Tomori to politicians: Poor healthcare system, major cause of deplorable socio-economic condition
The Chairman, BIOVACCINES Nigeria limited (BVNL), Prof. Oyewale Tomori, says all Nigerian political parties must recognise that poor quality of health is a major contributor to the country’s poor and deplorable socio-economic status.
Tomori, who is also a professor of Virologist, told the News Agency of Nigeria(NAN) on Sunday in Abuja, that the improvement of the health and well being of Nigerians must be number one on the priority list of each party.
According to him, “now is the time to get the issue of public health into the limelight of political campaigns and discussions. COVID-19 has taught us that the neglect of the health of the people is the foundation for the destruction of our nation’s economy.
He said “It appears that our political class and especially the multi-million naira application form-purchasing presidential aspirants have forgotten so soon that COVID-19 dragged Nigeria into recession very rapidly.

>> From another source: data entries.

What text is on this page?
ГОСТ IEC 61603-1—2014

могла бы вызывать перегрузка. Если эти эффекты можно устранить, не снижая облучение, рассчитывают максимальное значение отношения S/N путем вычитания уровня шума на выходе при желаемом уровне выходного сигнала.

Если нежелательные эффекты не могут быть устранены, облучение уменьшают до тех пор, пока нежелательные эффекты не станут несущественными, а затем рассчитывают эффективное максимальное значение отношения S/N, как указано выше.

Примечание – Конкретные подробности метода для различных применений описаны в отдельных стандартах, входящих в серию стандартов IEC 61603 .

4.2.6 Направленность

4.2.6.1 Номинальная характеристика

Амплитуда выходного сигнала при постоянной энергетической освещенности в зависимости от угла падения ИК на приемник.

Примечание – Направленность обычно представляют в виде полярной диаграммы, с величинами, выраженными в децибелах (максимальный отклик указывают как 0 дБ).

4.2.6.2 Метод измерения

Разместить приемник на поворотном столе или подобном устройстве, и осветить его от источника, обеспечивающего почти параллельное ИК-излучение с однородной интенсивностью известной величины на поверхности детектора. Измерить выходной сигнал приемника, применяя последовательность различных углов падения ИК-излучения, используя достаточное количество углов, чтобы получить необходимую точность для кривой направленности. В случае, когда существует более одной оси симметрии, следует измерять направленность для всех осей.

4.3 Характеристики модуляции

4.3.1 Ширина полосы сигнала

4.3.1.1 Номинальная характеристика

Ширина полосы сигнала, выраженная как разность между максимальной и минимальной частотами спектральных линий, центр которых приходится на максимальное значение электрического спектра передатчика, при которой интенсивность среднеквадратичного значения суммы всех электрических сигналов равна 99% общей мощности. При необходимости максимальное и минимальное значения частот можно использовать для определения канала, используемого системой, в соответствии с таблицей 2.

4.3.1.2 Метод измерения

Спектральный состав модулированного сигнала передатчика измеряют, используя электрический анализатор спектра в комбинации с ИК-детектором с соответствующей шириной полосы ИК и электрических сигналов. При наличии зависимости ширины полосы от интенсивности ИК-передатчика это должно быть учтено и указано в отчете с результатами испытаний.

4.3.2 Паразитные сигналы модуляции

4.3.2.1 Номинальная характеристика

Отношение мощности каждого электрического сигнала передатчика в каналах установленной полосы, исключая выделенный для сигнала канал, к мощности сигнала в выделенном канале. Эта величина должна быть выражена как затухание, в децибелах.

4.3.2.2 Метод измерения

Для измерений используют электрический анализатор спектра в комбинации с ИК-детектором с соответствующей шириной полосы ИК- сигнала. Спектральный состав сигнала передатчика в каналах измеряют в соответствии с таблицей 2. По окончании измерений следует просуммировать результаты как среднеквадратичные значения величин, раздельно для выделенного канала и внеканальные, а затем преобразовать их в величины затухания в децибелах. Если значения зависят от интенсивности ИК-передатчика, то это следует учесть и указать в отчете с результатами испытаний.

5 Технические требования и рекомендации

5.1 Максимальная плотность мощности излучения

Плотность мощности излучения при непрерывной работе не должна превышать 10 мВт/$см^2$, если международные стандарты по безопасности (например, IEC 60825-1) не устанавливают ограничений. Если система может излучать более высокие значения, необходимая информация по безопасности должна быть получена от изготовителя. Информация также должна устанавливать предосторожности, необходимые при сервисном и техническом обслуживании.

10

“It is very important to remind them of some of the health statistics of the nation they are scrambling and spending so much to govern.
“Although registration of births and deaths is still a major problem in Nigeria, it is obvious that our birth rate surpasses the death rate leading to increasing population, majority of which live below the poverty line, under the poor quality of health,” he explained.
Tomori said that Nigerian presidential aspirants must be made aware of the need to considerably and rapidly reduce maternal and infant mortality, and improve the quality of adolescent living to improve the country’s life expectancy, currently at 55 years, compared to countries where life expectancy is 70 years even with their poor economic posture.
However, he said, those countries could have better governance structures.
He said: “Nigeria is still ravaged by many diseases, such as Cholera, Typhoid, Malaria, Tuberculosis Leprosy, and yellow fever,” indicating that “a few of these diseases are vaccine-preventable.”
The expert said, according to available statistics, a child dies from Malaria every two minutes, and every four hours, nine people die from Malaria, and every year, 300,000 people die from Malaria in Nigeria.
“According to World Health Organisation (WHO), Malaria deaths account for 11 per cent of the maternal mortality rate in the country, and the most irritating part of the news is that most of these cases could have been avoided with improved access to quality primary healthcare service, proper hygiene, and sensitization, which are not the top priority of our politicians.
“Those who aspire to lead us must not only be aware of these deplorable data but must also tell us what they will do to improve the situation.
“To start with, they must address the perennial poor budgetary allocation to health and show resourcefulness in seeking additional and alternative sources of funds to improve health care services in our country.
“So whilst the public debate and fractious political campaigns will likely be dominated by constitutional and zoning issues, the hope is that there will be some productive and fruitful discussions about improving our healthcare system.
“We must build a consensus around ensuring health security of Nigerians,” he said.